Saying some class should actually be final is advice coming 20 years late.

If there's one thing to be learned from this: Every change in JDT potentially affects many other projects.

best
Stephan

On 26.05.20 22:06, Gayan Perera wrote:
Hi All,

Good point, But at the same time i think the code change has no issue, i would say it should have made the class final as well looking at the commit message. But i do have another question, why does someone extend  a class which only have static methods ? Isn't that the main issue here ? So i would say the commiter should have made class final as well to make things more clear, and a downstream build should have found this issue sooner if we have such builds on the dependent projects.

Best regards,
Gayan.

On Tue, May 26, 2020 at 8:55 PM Stephan Herrmann <stephan.herrmann@xxxxxxxxx <mailto:stephan.herrmann@xxxxxxxxx>> wrote:

    Hi,

    Another episode in the question whether clean up changes are worth the effort
    they cause.

    Today the Object Teams build got broken by
    https://git.eclipse.org/r/#/c/155226/
    (which doesn't even have a bug that I could re-open).

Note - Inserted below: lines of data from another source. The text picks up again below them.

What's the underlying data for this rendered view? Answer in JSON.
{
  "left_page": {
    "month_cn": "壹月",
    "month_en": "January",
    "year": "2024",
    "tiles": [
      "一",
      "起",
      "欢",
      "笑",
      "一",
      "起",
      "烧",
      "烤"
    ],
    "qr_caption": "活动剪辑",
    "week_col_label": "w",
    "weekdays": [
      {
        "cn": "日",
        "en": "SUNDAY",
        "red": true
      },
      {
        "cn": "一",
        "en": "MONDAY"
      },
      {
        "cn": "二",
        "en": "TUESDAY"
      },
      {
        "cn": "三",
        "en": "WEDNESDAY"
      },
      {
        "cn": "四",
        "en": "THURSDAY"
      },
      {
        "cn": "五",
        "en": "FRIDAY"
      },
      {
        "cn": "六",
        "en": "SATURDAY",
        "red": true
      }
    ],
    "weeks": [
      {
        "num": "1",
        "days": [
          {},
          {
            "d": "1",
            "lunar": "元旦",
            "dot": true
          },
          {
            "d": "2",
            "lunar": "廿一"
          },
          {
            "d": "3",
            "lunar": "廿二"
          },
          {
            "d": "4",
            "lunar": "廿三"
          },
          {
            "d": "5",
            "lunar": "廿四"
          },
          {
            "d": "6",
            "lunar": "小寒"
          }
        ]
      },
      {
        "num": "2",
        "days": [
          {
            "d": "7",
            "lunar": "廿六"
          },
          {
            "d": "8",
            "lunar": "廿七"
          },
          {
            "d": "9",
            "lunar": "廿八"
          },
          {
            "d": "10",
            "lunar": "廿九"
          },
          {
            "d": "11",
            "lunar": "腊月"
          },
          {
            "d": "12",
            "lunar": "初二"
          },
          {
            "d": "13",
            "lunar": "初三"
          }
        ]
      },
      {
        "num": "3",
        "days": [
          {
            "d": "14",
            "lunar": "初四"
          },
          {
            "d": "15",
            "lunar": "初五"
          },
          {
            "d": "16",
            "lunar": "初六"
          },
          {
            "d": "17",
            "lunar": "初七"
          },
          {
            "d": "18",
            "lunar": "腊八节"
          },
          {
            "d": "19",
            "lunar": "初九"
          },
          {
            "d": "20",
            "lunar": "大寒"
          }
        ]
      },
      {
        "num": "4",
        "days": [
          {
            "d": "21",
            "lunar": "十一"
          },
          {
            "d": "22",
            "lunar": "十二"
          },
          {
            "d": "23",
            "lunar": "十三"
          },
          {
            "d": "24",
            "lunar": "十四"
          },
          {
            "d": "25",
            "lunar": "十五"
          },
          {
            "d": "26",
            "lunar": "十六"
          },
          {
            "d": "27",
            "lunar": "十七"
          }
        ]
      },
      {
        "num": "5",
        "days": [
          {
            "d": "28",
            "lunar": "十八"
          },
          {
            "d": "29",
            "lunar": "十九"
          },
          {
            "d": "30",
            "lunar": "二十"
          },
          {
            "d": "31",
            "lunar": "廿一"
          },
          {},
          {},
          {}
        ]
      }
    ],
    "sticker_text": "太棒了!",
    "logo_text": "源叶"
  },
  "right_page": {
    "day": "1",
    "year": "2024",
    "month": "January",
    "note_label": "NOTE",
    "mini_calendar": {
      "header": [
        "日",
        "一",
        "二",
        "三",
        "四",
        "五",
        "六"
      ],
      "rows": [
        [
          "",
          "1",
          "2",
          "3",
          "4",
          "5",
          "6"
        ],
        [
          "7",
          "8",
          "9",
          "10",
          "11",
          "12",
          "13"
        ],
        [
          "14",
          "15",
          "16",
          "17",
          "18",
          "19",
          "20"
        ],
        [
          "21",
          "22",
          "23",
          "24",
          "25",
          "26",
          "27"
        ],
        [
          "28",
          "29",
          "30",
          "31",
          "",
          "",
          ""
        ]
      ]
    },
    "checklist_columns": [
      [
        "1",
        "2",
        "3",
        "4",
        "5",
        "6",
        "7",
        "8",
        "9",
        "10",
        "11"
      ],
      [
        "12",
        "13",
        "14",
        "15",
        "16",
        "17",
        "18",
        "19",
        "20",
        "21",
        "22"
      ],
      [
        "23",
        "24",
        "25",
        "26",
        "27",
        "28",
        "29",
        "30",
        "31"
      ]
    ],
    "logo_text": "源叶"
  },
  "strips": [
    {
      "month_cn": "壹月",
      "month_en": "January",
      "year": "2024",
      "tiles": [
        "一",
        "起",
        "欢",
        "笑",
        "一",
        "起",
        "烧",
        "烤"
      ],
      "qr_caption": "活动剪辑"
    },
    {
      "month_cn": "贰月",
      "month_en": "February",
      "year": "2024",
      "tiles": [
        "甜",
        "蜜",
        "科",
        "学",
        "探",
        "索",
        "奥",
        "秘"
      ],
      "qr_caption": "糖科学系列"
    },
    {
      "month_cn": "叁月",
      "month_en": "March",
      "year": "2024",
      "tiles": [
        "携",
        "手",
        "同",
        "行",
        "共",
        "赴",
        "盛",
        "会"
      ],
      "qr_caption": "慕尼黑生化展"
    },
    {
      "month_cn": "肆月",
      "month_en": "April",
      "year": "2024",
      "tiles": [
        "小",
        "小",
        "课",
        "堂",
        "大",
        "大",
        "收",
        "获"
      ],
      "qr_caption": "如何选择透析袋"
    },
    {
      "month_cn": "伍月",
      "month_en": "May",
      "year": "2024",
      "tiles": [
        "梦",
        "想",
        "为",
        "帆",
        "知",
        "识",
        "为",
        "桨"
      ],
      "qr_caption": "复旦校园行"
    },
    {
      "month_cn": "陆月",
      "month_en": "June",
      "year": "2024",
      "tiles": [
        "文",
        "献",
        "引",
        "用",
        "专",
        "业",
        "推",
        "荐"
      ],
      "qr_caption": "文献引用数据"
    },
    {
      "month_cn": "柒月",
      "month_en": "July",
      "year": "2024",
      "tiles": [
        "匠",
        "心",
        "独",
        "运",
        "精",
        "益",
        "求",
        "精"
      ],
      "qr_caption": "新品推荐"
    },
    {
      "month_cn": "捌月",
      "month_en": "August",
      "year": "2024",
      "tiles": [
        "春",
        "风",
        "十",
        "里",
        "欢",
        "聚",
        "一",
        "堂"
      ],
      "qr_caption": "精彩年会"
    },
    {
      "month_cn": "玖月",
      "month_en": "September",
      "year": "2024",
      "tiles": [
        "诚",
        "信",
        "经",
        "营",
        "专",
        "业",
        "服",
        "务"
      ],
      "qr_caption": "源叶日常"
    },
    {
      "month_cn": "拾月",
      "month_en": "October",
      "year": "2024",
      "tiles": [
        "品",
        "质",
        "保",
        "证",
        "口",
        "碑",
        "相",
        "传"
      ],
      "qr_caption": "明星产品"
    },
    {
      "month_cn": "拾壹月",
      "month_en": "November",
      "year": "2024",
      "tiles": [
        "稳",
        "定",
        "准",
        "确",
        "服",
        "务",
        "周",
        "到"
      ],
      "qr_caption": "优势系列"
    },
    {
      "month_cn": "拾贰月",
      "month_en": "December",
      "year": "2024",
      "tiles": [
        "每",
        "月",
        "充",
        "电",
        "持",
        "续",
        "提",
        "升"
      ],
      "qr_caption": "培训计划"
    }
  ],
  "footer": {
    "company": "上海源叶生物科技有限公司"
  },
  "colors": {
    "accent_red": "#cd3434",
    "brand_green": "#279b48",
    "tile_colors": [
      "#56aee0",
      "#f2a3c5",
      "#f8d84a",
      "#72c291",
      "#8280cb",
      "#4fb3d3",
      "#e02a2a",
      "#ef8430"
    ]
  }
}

    Object Teams has tons of tests for checking that we don't break JDT. In that
    context we have a subclass of org.eclipse.jdt.testplugin.JavaProjectHelper.
    This
    no longer compiles since the above change.

    Granted, the package is marked x-internal, so JDT has permission to change any
    way we want.

    OTOH note that every project that extends JDT is potentially interested in
    using
    also code from the JDT test suite. Here we speak of a fairly large number of
    projects.

    I would not complain if the change was necessary to implement new functionality
    or fix a bug, that's certainly covered by x-internal. But I strongly doubt that
    this "clean up" has a benefit that justifies the consequences.

    What problem is solved by adding private constructors? Are you doing it just
    because it is possible? The commit message doesn't indicate you even thought of
    the possibility that s.o. would subclass those classes.

    It's too late for changing the code, because I need to fix this today for M3.

    But please keep this in mind when doing further clean-up.